Naturellement, on comprend une certaine déception palestinienne puisque le verdict du 26 janvier ne contient pas de référence ou d’exigence de cessez-le-feu comme mesure conservatoire avant un jugement sur le fond devant intervenir plus tard. Ce qui signifie que l’État d’Israël pourrait estimer qu’il est en droit de continuer la guerre… avec ses inacceptables conséquences. Et c’est bien ce qu’il fait. Nous allons voir cependant que les choses ne sont pas si simples pour Benyamin Netanyahou et son gouvernement.
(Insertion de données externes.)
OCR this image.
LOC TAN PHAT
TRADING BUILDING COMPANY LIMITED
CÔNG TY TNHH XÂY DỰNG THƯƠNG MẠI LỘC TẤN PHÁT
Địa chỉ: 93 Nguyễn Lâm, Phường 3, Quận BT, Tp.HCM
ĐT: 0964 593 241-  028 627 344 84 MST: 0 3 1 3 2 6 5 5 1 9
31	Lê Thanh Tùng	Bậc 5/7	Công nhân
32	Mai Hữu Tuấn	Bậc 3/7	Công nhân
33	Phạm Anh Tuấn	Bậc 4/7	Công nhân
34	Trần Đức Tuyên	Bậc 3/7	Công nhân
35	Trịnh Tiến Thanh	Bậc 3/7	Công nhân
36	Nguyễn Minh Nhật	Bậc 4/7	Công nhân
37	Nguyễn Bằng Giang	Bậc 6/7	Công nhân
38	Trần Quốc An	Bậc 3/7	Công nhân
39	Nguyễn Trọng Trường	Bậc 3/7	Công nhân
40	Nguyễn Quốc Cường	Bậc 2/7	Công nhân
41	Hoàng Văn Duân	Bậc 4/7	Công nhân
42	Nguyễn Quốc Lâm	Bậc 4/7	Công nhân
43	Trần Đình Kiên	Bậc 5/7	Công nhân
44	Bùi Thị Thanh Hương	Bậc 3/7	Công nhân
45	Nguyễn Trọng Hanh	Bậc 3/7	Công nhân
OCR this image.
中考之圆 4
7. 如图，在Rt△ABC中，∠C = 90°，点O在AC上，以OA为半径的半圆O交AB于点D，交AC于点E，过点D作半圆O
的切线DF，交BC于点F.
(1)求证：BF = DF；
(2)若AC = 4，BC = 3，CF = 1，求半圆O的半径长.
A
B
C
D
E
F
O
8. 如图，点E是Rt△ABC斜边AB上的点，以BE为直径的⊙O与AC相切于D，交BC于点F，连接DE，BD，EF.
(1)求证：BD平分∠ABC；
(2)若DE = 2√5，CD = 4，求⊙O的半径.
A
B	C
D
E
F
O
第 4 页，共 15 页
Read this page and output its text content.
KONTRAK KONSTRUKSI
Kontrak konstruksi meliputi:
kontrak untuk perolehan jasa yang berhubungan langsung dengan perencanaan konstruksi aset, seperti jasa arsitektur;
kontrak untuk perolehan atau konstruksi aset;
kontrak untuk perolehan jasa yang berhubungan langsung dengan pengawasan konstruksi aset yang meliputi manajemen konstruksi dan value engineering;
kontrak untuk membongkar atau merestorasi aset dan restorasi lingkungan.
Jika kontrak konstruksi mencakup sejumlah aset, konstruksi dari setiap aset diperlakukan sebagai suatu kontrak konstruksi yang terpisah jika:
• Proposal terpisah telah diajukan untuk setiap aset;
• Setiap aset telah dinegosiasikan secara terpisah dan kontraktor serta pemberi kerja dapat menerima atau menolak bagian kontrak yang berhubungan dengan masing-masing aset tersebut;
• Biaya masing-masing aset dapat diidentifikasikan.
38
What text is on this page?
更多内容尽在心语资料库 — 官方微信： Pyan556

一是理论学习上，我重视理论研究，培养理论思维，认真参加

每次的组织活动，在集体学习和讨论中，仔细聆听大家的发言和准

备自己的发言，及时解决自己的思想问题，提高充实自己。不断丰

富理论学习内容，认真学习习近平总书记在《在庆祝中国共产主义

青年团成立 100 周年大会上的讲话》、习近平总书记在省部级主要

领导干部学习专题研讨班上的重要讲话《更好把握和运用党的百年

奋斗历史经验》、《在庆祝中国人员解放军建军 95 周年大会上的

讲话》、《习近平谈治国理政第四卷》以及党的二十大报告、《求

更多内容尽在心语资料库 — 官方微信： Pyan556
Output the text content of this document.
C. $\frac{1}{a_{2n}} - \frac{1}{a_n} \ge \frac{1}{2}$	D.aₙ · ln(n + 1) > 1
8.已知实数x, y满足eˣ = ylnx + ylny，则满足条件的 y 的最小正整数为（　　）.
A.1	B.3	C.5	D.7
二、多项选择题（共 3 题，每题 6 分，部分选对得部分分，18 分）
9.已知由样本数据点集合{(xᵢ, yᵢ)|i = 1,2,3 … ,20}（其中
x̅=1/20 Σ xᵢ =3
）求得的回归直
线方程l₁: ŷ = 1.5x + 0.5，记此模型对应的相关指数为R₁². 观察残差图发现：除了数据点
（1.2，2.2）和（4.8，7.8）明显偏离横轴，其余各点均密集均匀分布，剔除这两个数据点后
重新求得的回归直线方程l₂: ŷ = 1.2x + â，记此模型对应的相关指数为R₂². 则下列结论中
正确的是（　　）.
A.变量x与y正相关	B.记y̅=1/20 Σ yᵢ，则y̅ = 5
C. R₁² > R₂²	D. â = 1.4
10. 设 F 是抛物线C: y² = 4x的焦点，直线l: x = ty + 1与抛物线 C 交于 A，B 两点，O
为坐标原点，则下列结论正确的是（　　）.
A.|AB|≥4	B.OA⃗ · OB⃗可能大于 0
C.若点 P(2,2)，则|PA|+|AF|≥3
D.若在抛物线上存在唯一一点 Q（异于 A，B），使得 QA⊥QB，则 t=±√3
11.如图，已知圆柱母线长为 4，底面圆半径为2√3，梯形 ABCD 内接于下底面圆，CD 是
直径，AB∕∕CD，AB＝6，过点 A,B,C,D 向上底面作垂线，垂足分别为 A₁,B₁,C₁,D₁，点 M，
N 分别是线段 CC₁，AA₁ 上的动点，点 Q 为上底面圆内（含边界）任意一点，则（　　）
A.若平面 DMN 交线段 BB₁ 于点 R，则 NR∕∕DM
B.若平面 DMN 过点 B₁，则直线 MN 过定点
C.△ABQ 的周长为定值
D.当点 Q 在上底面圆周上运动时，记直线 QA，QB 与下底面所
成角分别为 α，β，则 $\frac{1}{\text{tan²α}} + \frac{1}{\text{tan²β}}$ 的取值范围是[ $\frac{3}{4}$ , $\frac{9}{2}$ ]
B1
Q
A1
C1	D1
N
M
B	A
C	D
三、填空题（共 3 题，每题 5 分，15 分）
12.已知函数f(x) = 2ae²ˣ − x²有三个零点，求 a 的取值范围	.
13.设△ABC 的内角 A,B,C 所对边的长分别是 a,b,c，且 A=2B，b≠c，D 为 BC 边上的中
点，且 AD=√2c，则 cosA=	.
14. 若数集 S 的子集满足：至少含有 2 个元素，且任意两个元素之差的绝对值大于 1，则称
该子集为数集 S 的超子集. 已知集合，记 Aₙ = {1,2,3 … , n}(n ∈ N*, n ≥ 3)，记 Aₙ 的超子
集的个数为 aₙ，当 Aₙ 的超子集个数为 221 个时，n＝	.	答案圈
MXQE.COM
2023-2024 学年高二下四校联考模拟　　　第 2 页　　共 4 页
Une première remarque « préventive », si l’on peut dire, est nécessaire. Toute sur-interprétation du verdict du 26 janvier (= l’ordonnance de la Cour) doit être évitée afin de sérieusement conserver la crédibilité du processus judiciaire. C’est l’intérêt de tous ceux qui sont attachés à la justice et qui veulent soutenir le peuple palestinien. Ainsi, l’absence d’une exigence de cessez-le-feu n’est en rien une « victoire » pour Israël. Ce que l’ordonnance de la CIJ montre très bien. De même, l’affirmation selon laquelle Israël doit prendre toutes les mesures pour prévenir le crime de génocide ne peut être considérée comme un appel « de facto » à un cessez-le-feu. Ce n’est pas ce que dit la Cour. Il faut prendre le verdict tel qu’il est formulé.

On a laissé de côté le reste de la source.